The relocation of state workers in Chattanooga is similar to moves also being made at state offices in Knoxville and Nashville to save up to $74 million over the next decade.
The state will pay $36.3 million over the next 15 years to lease a total of 129,674 square feet of office space in Chattanooga. Peter Heimbach, executive director for building commission relations, said those leases will save more than $30 million compared to what it would cost to repair and maintain the Chattanooga State Office Building on McCallie Avenue, formerly the headquarters of the Interstate Life and Accident Insurance Co., and the James Mapp building on M.L. King Boulevard.
"Those buildings have more square footage, but they are not as well laid out or as energy efficient and the cost of bringing those buildings up to today's standards was simply too expensive," he said.
The moves will mean hundreds of fewer employees and thousands of fewer visitors to state facilities will come to downtown Chattanooga. But the building commission panel did agree to try to lease another 15,000 square feet elsewhere downtown to maintain a presence for some state offices in downtown Chattanooga.
Although the state received a half dozen bids for office space in Hamilton County from its initial request for proposals, state officials decided to rebid the leases for the smaller downtown space in Chattanooga.
State House Majority Leader Gerald McCormick, a Chattanooga Republican involved in real estate and economic development, previously raised concerns about the impact on downtown businesses and restaurants if the state employees move out of the central city.
"It does concern me that we're losing people from downtown," McCormick said. "But then again, the Eastgate area also needs some economic stimulus and this might provide that for them."
Paul Mallchok, general manager for 720,000-square-foot Eastgate Town Center, said Eastgate already houses state offices for Human Services, Children's Services and Labor and Workforce Development "and this is a wonderful way of supporting Eastgate as a state government facility.
"We are excited about helping the state meet its office needs at what we believe is a good product at an attractive price," he said.
McCormick said he is interested in knowing if the consulting firm hired by the state - Jones Lang LaSalle - actively worked on trying to keep the offices downtown "and if they did the work that justified what they got paid."
The consulting firm was paid $2.7 million in fees from the landlords of buildings the state will lease, but Jones Lang LaSalle will rebate more than $350,000 of those fees back to the state, Heimbach said.
"They did a fabulous job for us and helped us save money," Heimbach said.

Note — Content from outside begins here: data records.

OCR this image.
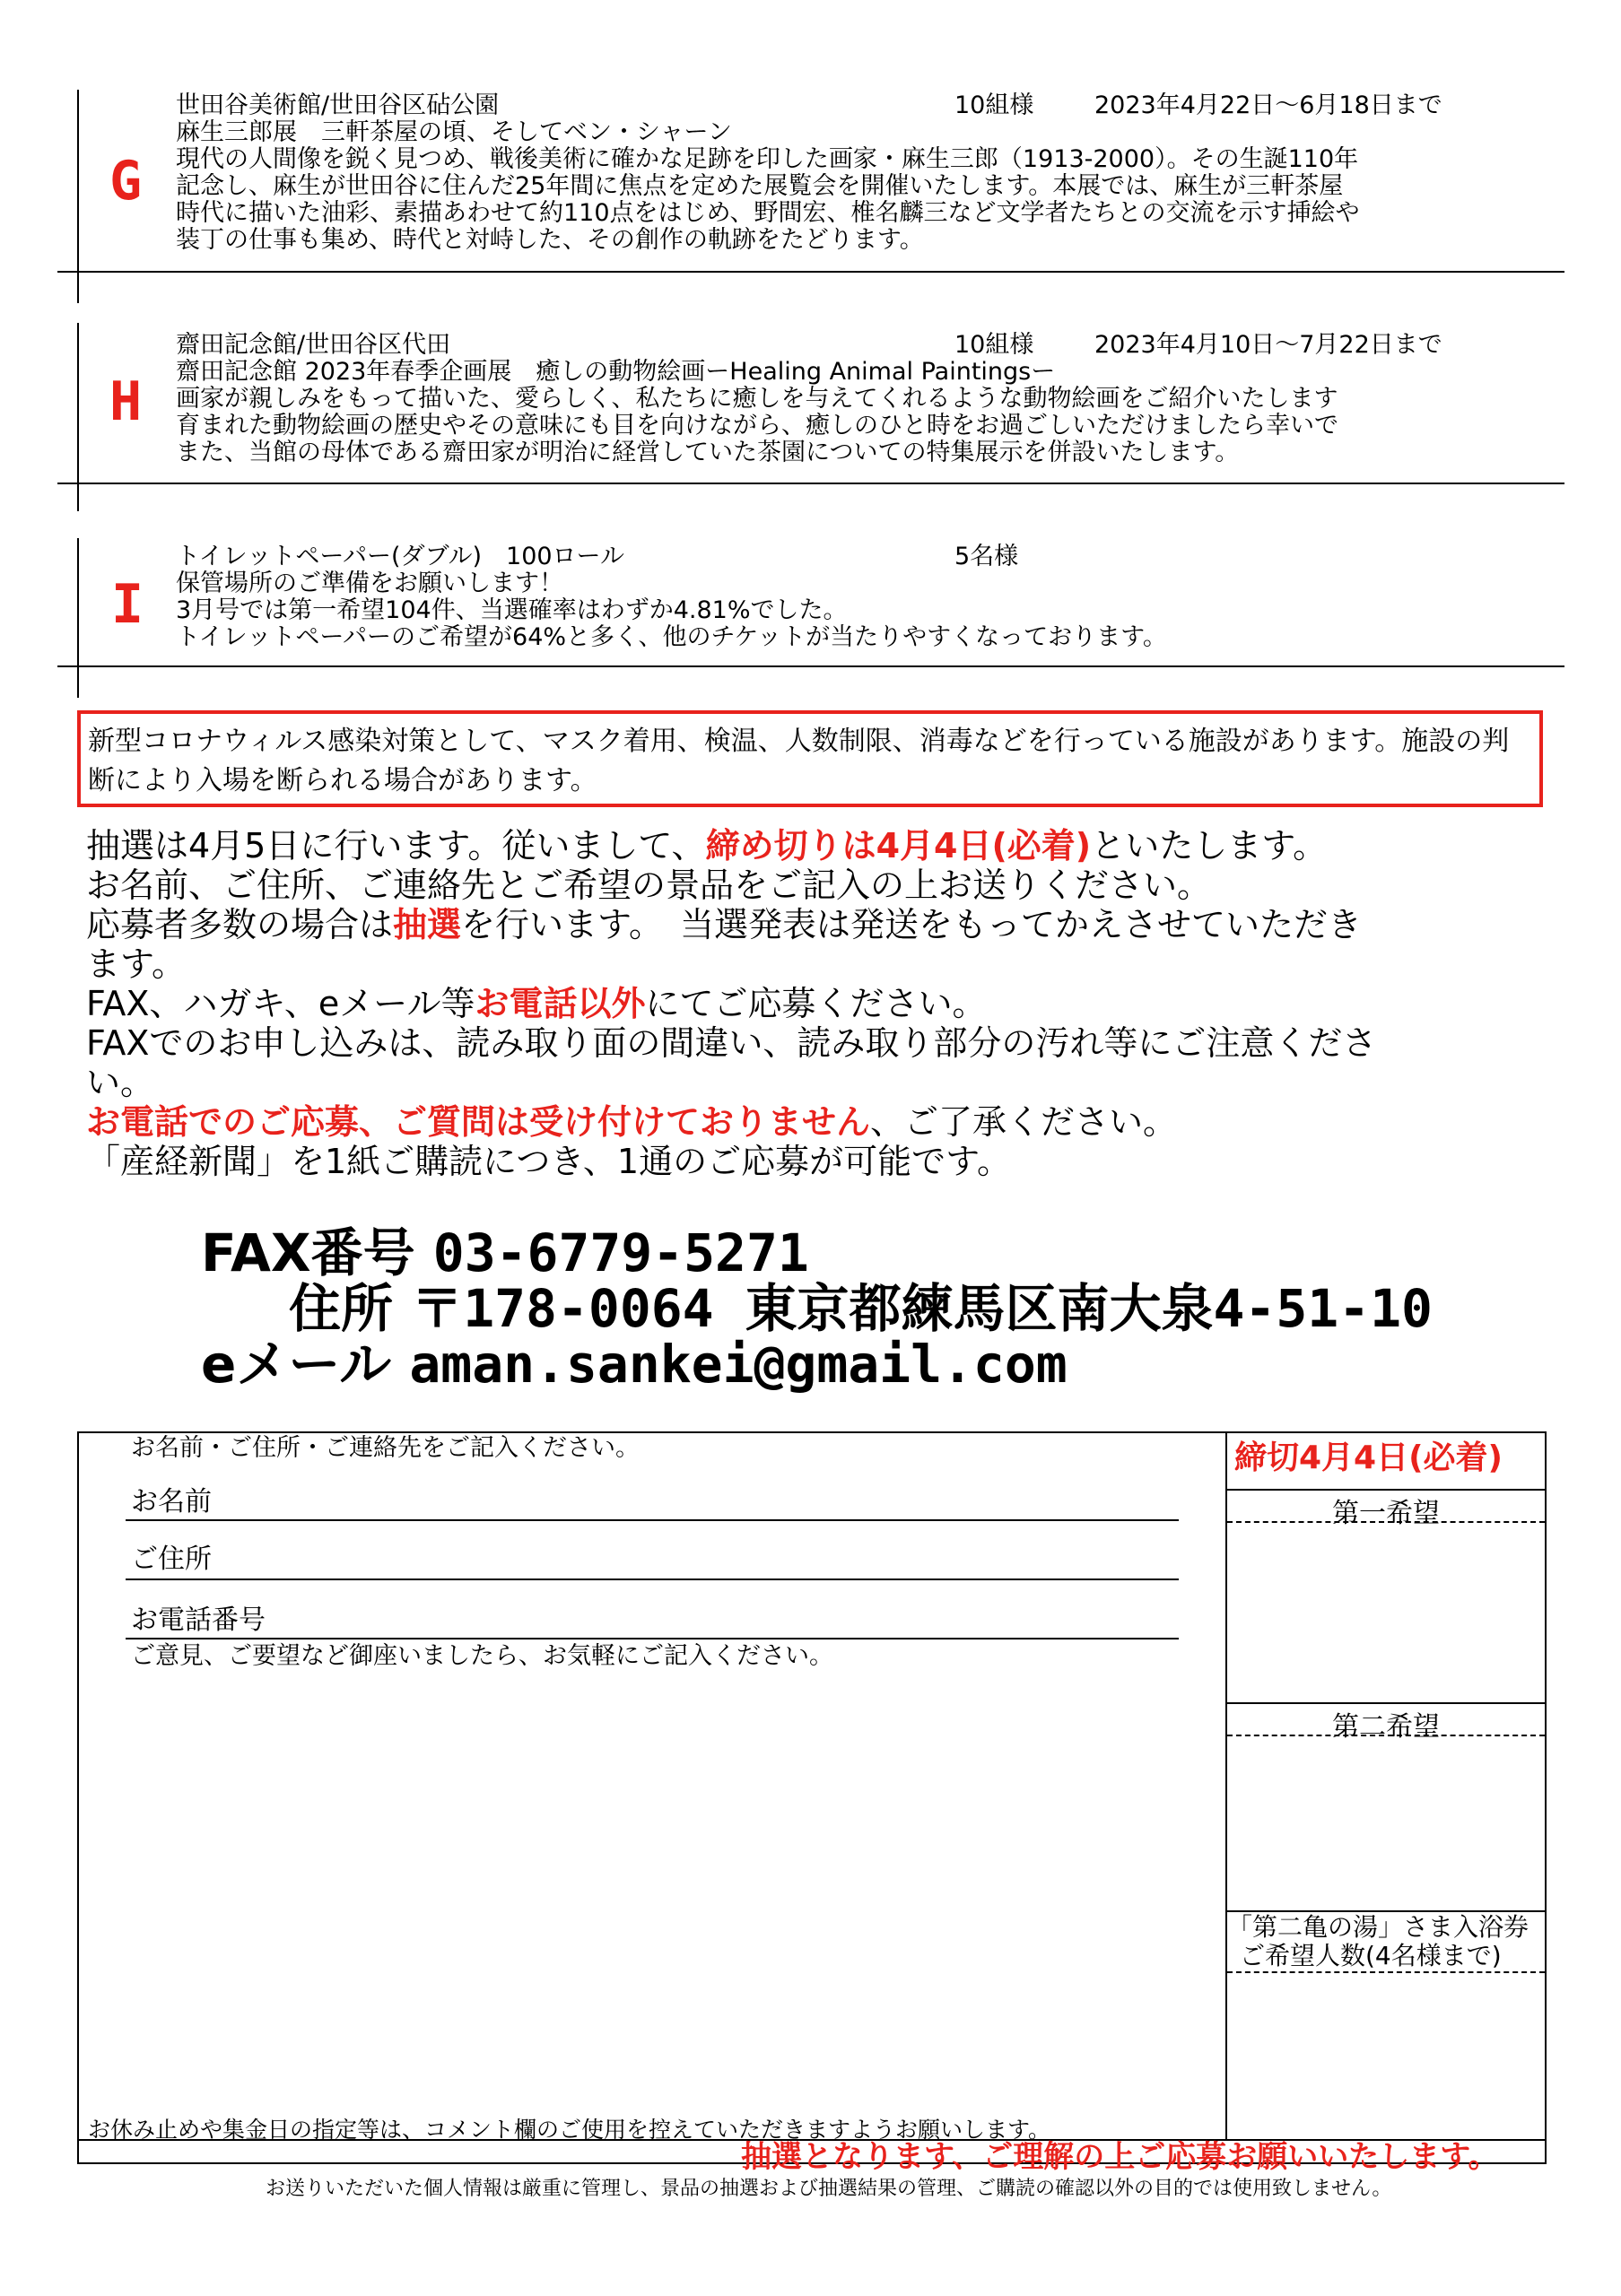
G
世田谷美術館/世田谷区砧公園	10組様	2023年4月22日～6月18日まで
麻生三郎展　三軒茶屋の頃、そしてベン・シャーン
現代の人間像を鋭く見つめ、戦後美術に確かな足跡を印した画家・麻生三郎（1913-2000）。その生誕110年
記念し、麻生が世田谷に住んだ25年間に焦点を定めた展覧会を開催いたします。本展では、麻生が三軒茶屋
時代に描いた油彩、素描あわせて約110点をはじめ、野間宏、椎名麟三など文学者たちとの交流を示す挿絵や
装丁の仕事も集め、時代と対峙した、その創作の軌跡をたどります。
H
齋田記念館/世田谷区代田	10組様	2023年4月10日～7月22日まで
齋田記念館 2023年春季企画展　癒しの動物絵画ーHealing Animal Paintingsー
画家が親しみをもって描いた、愛らしく、私たちに癒しを与えてくれるような動物絵画をご紹介いたします
育まれた動物絵画の歴史やその意味にも目を向けながら、癒しのひと時をお過ごしいただけましたら幸いで
また、当館の母体である齋田家が明治に経営していた茶園についての特集展示を併設いたします。
I
トイレットペーパー(ダブル)　100ロール	5名様
保管場所のご準備をお願いします！
3月号では第一希望104件、当選確率はわずか4.81%でした。
トイレットペーパーのご希望が64%と多く、他のチケットが当たりやすくなっております。
新型コロナウィルス感染対策として、マスク着用、検温、人数制限、消毒などを行っている施設があります。施設の判断により入場を断られる場合があります。
抽選は4月5日に行います。従いまして、締め切りは4月4日(必着)といたします。
お名前、ご住所、ご連絡先とご希望の景品をご記入の上お送りください。
応募者多数の場合は抽選を行います。　当選発表は発送をもってかえさせていただき
ます。
FAX、ハガキ、eメール等お電話以外にてご応募ください。
FAXでのお申し込みは、読み取り面の間違い、読み取り部分の汚れ等にご注意くださ
い。
お電話でのご応募、ご質問は受け付けておりません、ご了承ください。
「産経新聞」を1紙ご購読につき、1通のご応募が可能です。
FAX番号 03-6779-5271
住所 〒178-0064 東京都練馬区南大泉4-51-10
eメール aman.sankei@gmail.com
お名前・ご住所・ご連絡先をご記入ください。
お名前
ご住所
お電話番号
ご意見、ご要望など御座いましたら、お気軽にご記入ください。
お休み止めや集金日の指定等は、コメント欄のご使用を控えていただきますようお願いします。
締切4月4日(必着)
第一希望
第二希望
「第二亀の湯」さま入浴券
ご希望人数(4名様まで)
抽選となります、ご理解の上ご応募お願いいたします。
お送りいただいた個人情報は厳重に管理し、景品の抽選および抽選結果の管理、ご購読の確認以外の目的では使用致しません。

Tennessee General Services Commissioner Bob Oglesby said the office moves "create better work spaces that are operationally cost effective so we can focus our resources on the state's priorities."
The state employees being moved in Chattanooga are employed in state's Department of Children's Services, the Department of Human Services, and the Tennessee Department of Environment and Conservation.
The University of Tennessee at Chattanooga has requested the state transfer the vacated state office buildings on McCallie Avenue and M.L. King Boulevard to the UT system to help it expand the campus footprint of UTC and possibly add more dorms to house students. Any transfer decision will be made by Gov. Bill Haslam and the Tennessee Higher Education Commission next year, Heimbach said.